沖縄に遼馬がゆく!

 阪神松田遼馬投手(18)の沖縄・宜野座1軍キャンプ同行が内定した。西宮・鳴尾浜で新人合同自主トレなどを視察した山口投手コーチが20日、「今のところ連れて行こうと思っている」と明言。中継ぎに転向し“ポスト球児”にも挙げられる高卒2年目右腕に、英才教育が施される。注目は藤浪だけじゃないぜよ。
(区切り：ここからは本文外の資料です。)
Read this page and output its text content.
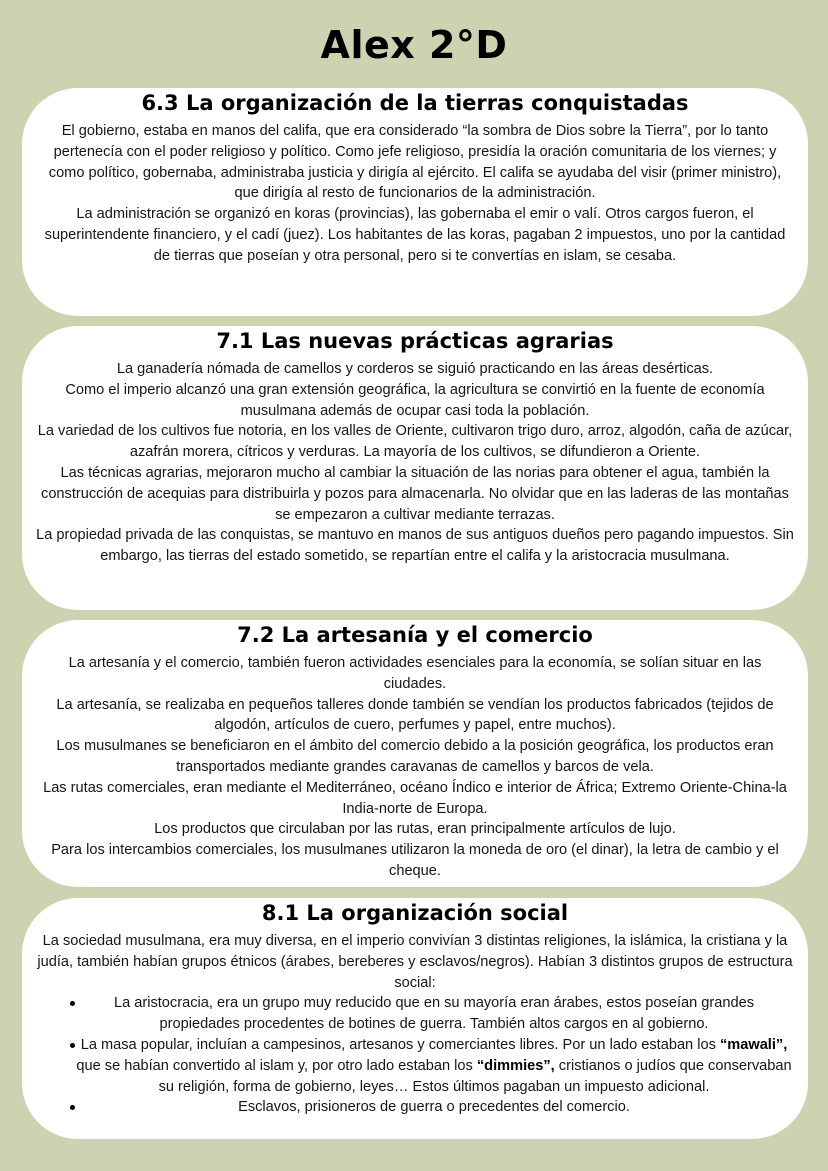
Alex 2°D
6.3 La organización de la tierras conquistadas

El gobierno, estaba en manos del califa, que era considerado “la sombra de Dios sobre la Tierra”, por lo tanto pertenecía con el poder religioso y político. Como jefe religioso, presidía la oración comunitaria de los viernes; y como político, gobernaba, administraba justicia y dirigía al ejército. El califa se ayudaba del visir (primer ministro), que dirigía al resto de funcionarios de la administración.

La administración se organizó en koras (provincias), las gobernaba el emir o valí. Otros cargos fueron, el superintendente financiero, y el cadí (juez). Los habitantes de las koras, pagaban 2 impuestos, uno por la cantidad de tierras que poseían y otra personal, pero si te convertías en islam, se cesaba.

7.1 Las nuevas prácticas agrarias

La ganadería nómada de camellos y corderos se siguió practicando en las áreas desérticas.

Como el imperio alcanzó una gran extensión geográfica, la agricultura se convirtió en la fuente de economía musulmana además de ocupar casi toda la población.

La variedad de los cultivos fue notoria, en los valles de Oriente, cultivaron trigo duro, arroz, algodón, caña de azúcar, azafrán morera, cítricos y verduras. La mayoría de los cultivos, se difundieron a Oriente.

Las técnicas agrarias, mejoraron mucho al cambiar la situación de las norias para obtener el agua, también la construcción de acequias para distribuirla y pozos para almacenarla. No olvidar que en las laderas de las montañas se empezaron a cultivar mediante terrazas.

La propiedad privada de las conquistas, se mantuvo en manos de sus antiguos dueños pero pagando impuestos. Sin embargo, las tierras del estado sometido, se repartían entre el califa y la aristocracia musulmana.

7.2 La artesanía y el comercio

La artesanía y el comercio, también fueron actividades esenciales para la economía, se solían situar en las ciudades.

La artesanía, se realizaba en pequeños talleres donde también se vendían los productos fabricados (tejidos de algodón, artículos de cuero, perfumes y papel, entre muchos).

Los musulmanes se beneficiaron en el ámbito del comercio debido a la posición geográfica, los productos eran transportados mediante grandes caravanas de camellos y barcos de vela.

Las rutas comerciales, eran mediante el Mediterráneo, océano Índico e interior de África; Extremo Oriente-China-la India-norte de Europa.

Los productos que circulaban por las rutas, eran principalmente artículos de lujo.

Para los intercambios comerciales, los musulmanes utilizaron la moneda de oro (el dinar), la letra de cambio y el cheque.

8.1 La organización social

La sociedad musulmana, era muy diversa, en el imperio convivían 3 distintas religiones, la islámica, la cristiana y la judía, también habían grupos étnicos (árabes, bereberes y esclavos/negros). Habían 3 distintos grupos de estructura social:

La aristocracia, era un grupo muy reducido que en su mayoría eran árabes, estos poseían grandes propiedades procedentes de botines de guerra. También altos cargos en al gobierno.
La masa popular, incluían a campesinos, artesanos y comerciantes libres. Por un lado estaban los “mawali”, que se habían convertido al islam y, por otro lado estaban los “dimmies”, cristianos o judíos que conservaban su religión, forma de gobierno, leyes… Estos últimos pagaban un impuesto adicional.
Esclavos, prisioneros de guerra o precedentes del comercio.
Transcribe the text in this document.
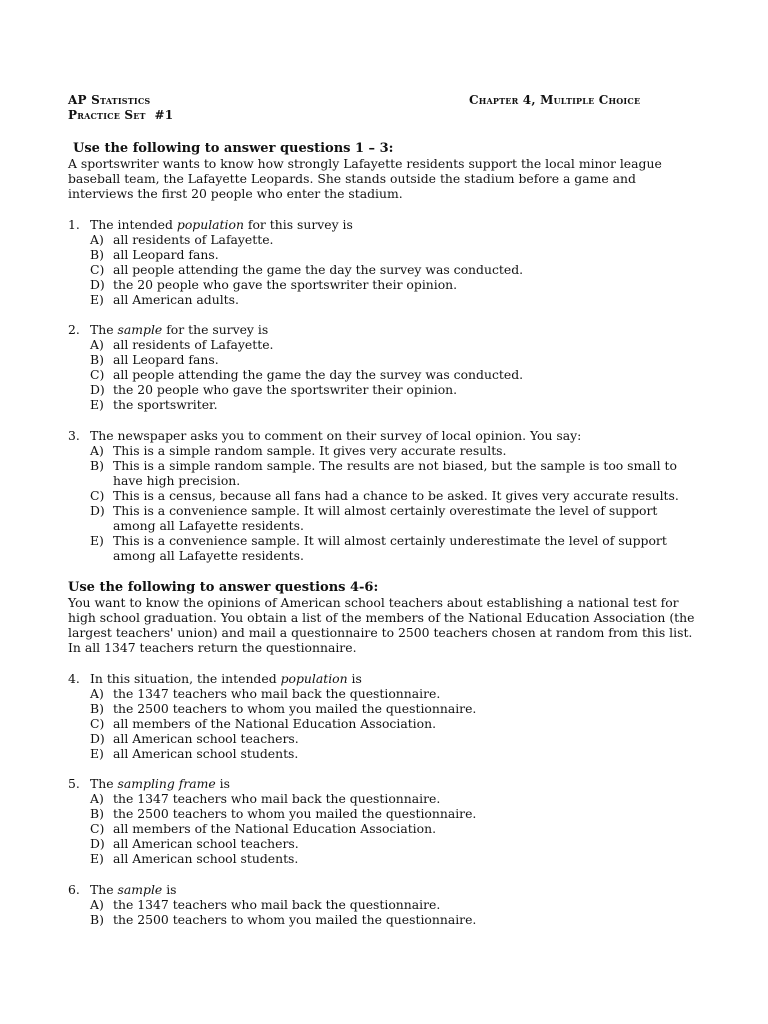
AP Statistics
Practice Set  #1
Chapter 4, Multiple Choice

Use the following to answer questions 1 – 3:

A sportswriter wants to know how strongly Lafayette residents support the local minor league baseball team, the Lafayette Leopards. She stands outside the stadium before a game and interviews the first 20 people who enter the stadium.

1. The intended population for this survey is
A) all residents of Lafayette.
B) all Leopard fans.
C) all people attending the game the day the survey was conducted.
D) the 20 people who gave the sportswriter their opinion.
E) all American adults.
2. The sample for the survey is
A) all residents of Lafayette.
B) all Leopard fans.
C) all people attending the game the day the survey was conducted.
D) the 20 people who gave the sportswriter their opinion.
E) the sportswriter.
3. The newspaper asks you to comment on their survey of local opinion. You say:
A) This is a simple random sample. It gives very accurate results.
B) This is a simple random sample. The results are not biased, but the sample is too small to have high precision.
C) This is a census, because all fans had a chance to be asked. It gives very accurate results.
D) This is a convenience sample. It will almost certainly overestimate the level of support among all Lafayette residents.
E) This is a convenience sample. It will almost certainly underestimate the level of support among all Lafayette residents.

Use the following to answer questions 4-6:

You want to know the opinions of American school teachers about establishing a national test for high school graduation. You obtain a list of the members of the National Education Association (the largest teachers' union) and mail a questionnaire to 2500 teachers chosen at random from this list. In all 1347 teachers return the questionnaire.

4. In this situation, the intended population is
A) the 1347 teachers who mail back the questionnaire.
B) the 2500 teachers to whom you mailed the questionnaire.
C) all members of the National Education Association.
D) all American school teachers.
E) all American school students.
5. The sampling frame is
A) the 1347 teachers who mail back the questionnaire.
B) the 2500 teachers to whom you mailed the questionnaire.
C) all members of the National Education Association.
D) all American school teachers.
E) all American school students.
6. The sample is
A) the 1347 teachers who mail back the questionnaire.
B) the 2500 teachers to whom you mailed the questionnaire.
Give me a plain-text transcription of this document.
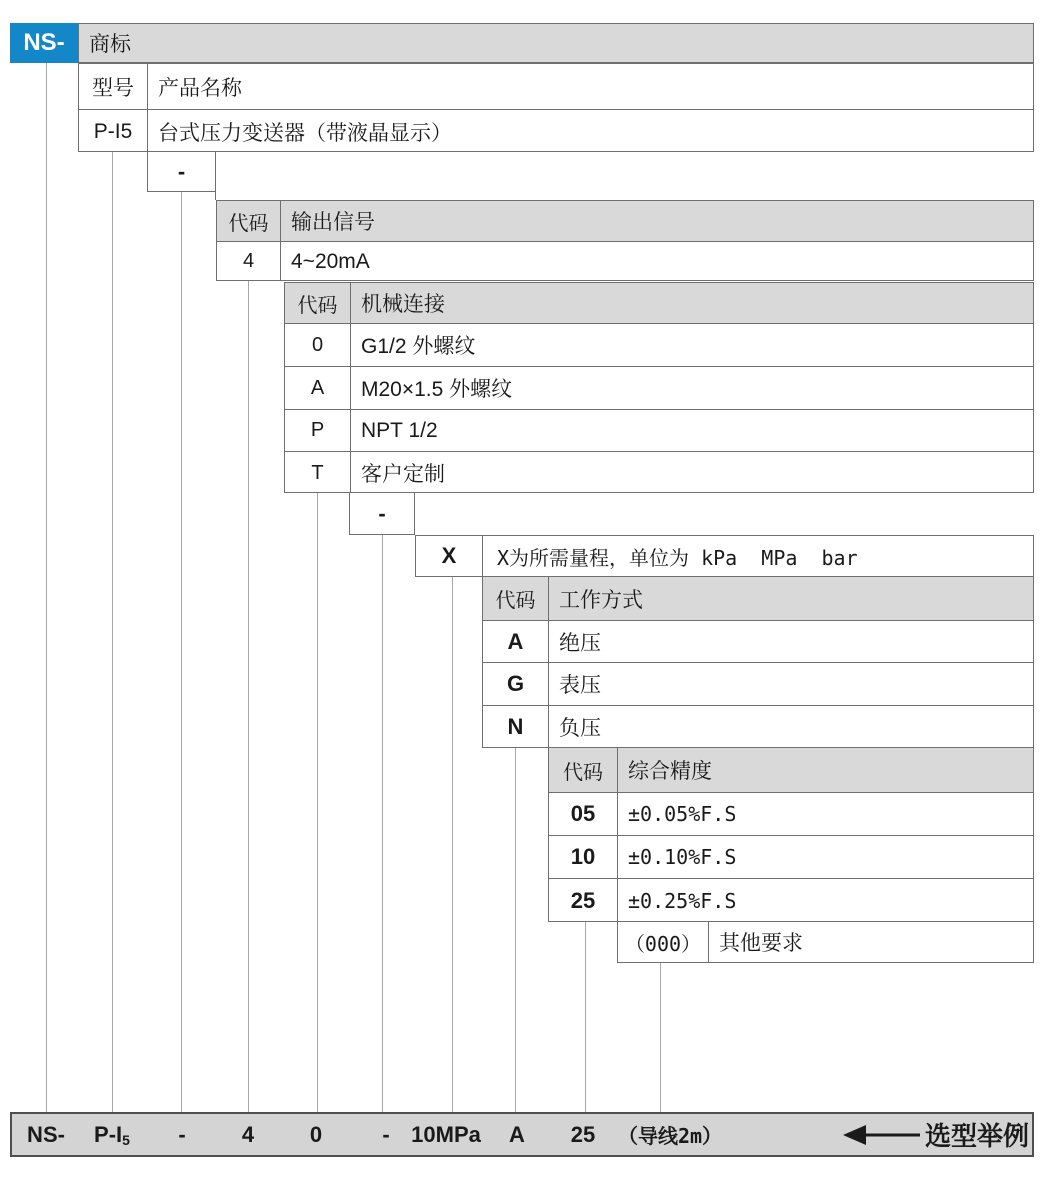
NS- 商标
型号	产品名称
P-I5	台式压力变送器（带液晶显示）
-
代码	输出信号
4	4~20mA
代码	机械连接
0	G1/2 外螺纹
A	M20×1.5 外螺纹
P	NPT 1/2
T	客户定制
-
X	X为所需量程，单位为 kPa  MPa  bar
代码	工作方式
A	绝压
G	表压
N	负压
代码	综合精度
05	±0.05%F.S
10	±0.10%F.S
25	±0.25%F.S
（000） 其他要求
NS- $P-I_5$ -	4	0	- 10MPa A 25 （导线2m）	选型举例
 キャンプ中に19歳になる右腕は、2月8日の誕生日を1軍で迎えることになった。鳴尾浜で松田のブルペン投球を見守った山口投手コーチが「早め早めにつくってきている。早い時期に使おうかなという感覚はある。2月1日には全力投球できるんじゃないか。今のところ連れて行こうと思っている」と明言した。松田も臨むところだ。

 松田

 行けたら勉強できると思う。吸収して自分の力に変えたいと思います。

 高卒2年目選手の1軍キャンプスタートは、昨春の中谷に続く大抜てきだ。投手では1年目の09年に4連勝した秋山でさえ、2年目は高知・安芸2軍キャンプスタートだった。1年目に1軍昇格がなかった松田の抜てきは、期待が高い証拠と言える。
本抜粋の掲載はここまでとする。